O país tem atualmente uma das mais baixas taxas de natalidade da Europa e os homens teriam uma grande parcela de culpa por essa situação. Muitos não querem mais saber de sexo.
O problema é tão sério que até a Igreja Católica já interferiu, conclamando a população a fazer jus à sua fama internacional. Ela lançou até um slogan: "italianos, façam filhos".
O trabalho do Instituto, conhecido com o Istat, mostra que os italianos estão, de fato, em risco de extinção. Cada família deveria ter pelo menos dois filhos para que a população atual (de 57,7 milhões de pessoas) crescesse.
Com 544.000 nascidos e 544.094 mortos em 2001, o país registra crescimento zero. A taxa de natalidade na Itália é de 1,25.
De acordo com estimativas do Istat, se o número de nascimentos não aumentar, a população italiana começará a diminuir em2012 e sofrerá uma drástica queda em 2030.
Até lá, estima-se, haverá 4,5 milhões de pessoas a menos do que hoje. Em 2050 serão 5,5 milhões a menos.
Diversos estudos sociológicos tentaram explicar o fenômeno. E um dos maiores responsáveis seria o homem italiano.

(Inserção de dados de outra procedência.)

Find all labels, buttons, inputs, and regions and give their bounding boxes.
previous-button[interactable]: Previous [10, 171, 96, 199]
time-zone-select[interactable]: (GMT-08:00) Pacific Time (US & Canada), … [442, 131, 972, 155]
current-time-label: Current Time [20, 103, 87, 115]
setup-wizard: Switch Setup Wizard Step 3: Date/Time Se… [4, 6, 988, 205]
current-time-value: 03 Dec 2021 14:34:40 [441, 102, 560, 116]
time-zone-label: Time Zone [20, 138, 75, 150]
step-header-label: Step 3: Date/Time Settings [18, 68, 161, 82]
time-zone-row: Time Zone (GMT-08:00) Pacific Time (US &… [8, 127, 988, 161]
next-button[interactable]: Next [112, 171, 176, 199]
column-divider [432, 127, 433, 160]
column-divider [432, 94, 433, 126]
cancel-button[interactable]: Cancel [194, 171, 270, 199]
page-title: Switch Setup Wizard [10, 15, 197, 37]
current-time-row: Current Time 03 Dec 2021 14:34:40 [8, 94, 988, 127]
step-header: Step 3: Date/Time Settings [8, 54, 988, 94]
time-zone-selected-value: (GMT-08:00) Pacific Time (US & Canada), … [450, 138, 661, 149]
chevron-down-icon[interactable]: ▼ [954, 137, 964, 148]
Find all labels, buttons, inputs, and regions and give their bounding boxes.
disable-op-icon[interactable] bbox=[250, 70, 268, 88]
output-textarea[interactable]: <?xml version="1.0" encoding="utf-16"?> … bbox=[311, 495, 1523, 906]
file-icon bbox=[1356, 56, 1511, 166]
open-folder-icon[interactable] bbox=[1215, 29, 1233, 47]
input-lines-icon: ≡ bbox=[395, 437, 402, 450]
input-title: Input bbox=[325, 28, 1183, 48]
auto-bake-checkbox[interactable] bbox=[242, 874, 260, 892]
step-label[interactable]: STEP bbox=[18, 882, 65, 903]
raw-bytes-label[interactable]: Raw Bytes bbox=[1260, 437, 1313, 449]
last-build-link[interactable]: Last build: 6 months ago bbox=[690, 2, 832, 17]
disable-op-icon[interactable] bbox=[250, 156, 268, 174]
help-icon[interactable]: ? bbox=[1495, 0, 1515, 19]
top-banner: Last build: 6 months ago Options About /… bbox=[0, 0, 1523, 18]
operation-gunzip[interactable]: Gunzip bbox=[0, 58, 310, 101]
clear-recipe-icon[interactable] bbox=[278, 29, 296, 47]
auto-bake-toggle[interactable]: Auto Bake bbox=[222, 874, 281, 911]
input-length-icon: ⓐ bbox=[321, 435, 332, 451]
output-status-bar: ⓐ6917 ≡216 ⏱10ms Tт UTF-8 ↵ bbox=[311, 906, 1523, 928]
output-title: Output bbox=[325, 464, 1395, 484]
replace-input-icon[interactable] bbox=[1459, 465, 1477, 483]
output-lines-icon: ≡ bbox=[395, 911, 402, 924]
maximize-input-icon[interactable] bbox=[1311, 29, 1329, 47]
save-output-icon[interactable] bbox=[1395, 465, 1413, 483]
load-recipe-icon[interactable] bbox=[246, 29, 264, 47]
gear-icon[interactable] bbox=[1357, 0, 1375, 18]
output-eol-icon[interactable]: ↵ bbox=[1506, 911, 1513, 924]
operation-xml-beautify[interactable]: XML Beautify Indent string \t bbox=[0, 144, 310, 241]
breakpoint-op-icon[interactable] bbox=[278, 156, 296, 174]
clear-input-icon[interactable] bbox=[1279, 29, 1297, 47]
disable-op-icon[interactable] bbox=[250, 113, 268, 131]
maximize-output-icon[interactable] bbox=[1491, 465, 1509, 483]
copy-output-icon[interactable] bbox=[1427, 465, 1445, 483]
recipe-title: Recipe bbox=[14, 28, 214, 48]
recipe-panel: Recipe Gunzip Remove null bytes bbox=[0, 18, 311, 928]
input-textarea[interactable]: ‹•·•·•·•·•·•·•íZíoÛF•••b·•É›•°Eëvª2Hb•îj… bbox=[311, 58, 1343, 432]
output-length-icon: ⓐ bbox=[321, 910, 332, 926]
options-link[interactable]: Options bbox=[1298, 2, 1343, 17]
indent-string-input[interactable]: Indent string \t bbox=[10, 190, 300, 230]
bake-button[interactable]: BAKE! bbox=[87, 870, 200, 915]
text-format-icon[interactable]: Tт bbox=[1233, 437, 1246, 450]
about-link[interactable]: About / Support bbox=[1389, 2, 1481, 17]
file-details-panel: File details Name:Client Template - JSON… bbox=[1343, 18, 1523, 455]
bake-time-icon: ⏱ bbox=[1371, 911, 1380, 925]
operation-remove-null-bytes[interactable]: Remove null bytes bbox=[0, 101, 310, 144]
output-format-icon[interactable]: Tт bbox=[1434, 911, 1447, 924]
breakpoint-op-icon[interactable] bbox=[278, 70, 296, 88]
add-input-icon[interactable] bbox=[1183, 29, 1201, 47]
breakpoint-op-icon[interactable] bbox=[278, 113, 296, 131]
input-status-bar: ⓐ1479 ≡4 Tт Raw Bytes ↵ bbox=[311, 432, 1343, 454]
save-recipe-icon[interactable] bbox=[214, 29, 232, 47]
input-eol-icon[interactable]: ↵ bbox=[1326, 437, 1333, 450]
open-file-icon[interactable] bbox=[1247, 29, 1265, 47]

Pesquisa realizada em 2001 pelo Centro de Estudo de Casais com 1.300 homens revela que um em cada três maridos não quer saber de sexo.
O principal motivo do desinteresse é o estress (58% dos casos), seguido pela ansiedade (43%), o cansaço (42%) e a falta de atração pela esposa (5%).
Outros especialistas responsabilizam a falta de incentivo social e a emancipação feminina pela situação.
Para Marina Piazza, presidente da Comissão Nacional pela Igualdade de Oportunidades, o regime de trabalho no país é muito rígido:
"Somos um dos países da Europa com menos empregos de meio período, com menor flexibilidade de horário e uma rede pequena de creches e escolas maternais", destaca.
Segundo a Organização das Nações Unidas, se os italianos nãose animarem a fazer o que a Igreja pede, o número de pessoas em idade produtiva cairá tanto que será preciso receber cerca de 19 milhões de imigrantes nos próximos 50 anos para manter o crescimento econômico do país.